Grants and social support, however, have provided some crucial protection to the most vulnerable.
However, in general, the most advantaged have experienced the least economic fallout, while black African respondents and those with lower levels of education have been hit hardest. The pandemic appears to have driven lower-income households into poverty, the survey indicates.
Moreover, it finds that inequality between income groups remains significant, which has had considerable socioeconomic impacts. Also, the steady decrease in poverty levels over time has been reversed, which was highlighted as concerning, as several years of progress have been erased.
Moreover, in terms of the social fabric, the data shows evidence of substantial, and growing, psycho-social distress.
Levels of crime are high, and issues of safety and security are of great concern to residents.

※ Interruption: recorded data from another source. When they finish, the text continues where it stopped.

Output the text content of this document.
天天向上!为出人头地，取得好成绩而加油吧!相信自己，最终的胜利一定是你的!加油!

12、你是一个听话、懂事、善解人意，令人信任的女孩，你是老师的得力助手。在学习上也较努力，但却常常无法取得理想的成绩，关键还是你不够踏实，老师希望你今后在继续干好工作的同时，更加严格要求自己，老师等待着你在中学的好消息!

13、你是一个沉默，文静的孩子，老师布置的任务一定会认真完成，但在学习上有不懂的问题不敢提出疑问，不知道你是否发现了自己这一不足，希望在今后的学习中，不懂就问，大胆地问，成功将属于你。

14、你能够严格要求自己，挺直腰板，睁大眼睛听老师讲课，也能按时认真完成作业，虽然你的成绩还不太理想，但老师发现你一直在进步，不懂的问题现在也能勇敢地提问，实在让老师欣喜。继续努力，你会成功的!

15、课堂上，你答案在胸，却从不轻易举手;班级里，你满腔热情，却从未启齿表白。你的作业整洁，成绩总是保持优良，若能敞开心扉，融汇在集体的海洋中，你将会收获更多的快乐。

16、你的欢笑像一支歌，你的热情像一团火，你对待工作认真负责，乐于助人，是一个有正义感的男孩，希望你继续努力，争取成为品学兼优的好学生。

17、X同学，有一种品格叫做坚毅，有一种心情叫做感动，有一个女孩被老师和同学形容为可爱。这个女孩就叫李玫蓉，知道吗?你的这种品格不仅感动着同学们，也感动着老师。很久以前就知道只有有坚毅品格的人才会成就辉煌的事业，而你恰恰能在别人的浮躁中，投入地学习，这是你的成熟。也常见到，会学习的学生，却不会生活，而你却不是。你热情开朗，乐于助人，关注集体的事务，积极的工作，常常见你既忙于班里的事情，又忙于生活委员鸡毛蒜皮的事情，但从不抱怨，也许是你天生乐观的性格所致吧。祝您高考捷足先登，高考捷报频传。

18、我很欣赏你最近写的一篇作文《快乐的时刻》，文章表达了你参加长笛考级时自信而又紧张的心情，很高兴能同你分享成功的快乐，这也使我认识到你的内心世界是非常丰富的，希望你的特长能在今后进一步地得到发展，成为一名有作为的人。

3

While there was some decrease in crime levels, the perception of crime levels did not decrease, it was indicated during the launch.
Residents of the province are also exposed to high levels of violence in their lives. Over half of adults report experiencing physical or sexual abuse before the age of 18.
One in five men have experienced physical violence over the past year and 5% of women have experienced intimate partner violence.
Self-reported health has worsened and a higher proportion of respondents are at high risk of depression, showing some decline in mental health.
On a more positive note, there is also evidence of a strengthening social fabric, particularly at local levels, and even growing tolerance. However, positive shifts are not evenly distributed across the population.
In terms of service delivery, the survey indicates that there is relative stability in the delivery of many basic services, and relatively high satisfaction with government’s response to Covid-19.
However, many residents feel let down, even abandoned, by government. Government satisfaction has been deeply, negatively affected.
The QoL 2020/21 data highlights an overall decrease in well-being since 2017/18. This decrease is seen across almost all of the seven dimensions of the QoL Index, with the most substantial reductions in the dimensions of governance and socioeconomic status.
While QoL Index scores have fallen for all population groups, black Africans are the only population group whose scores have fallen below 2013/14 levels.
“While we cannot demonstrate causality, our longitudinal data enable us to assess where shifts in responses have coincided with the arrival of the pandemic, and where they are a continuation of trends pre-dating the pandemic,” said Seedat.
Along with the third peak in Covid-19 infections, the violence, looting and arson that occurred in Gauteng and KwaZulu-Natal in early July took place following the completion of data collection. The impact of these events is, therefore, not reflected in the survey results.
“However, we are conscious that they will have further impacted the experiences, perceptions and beliefs of Gauteng residents,” noted Seedat.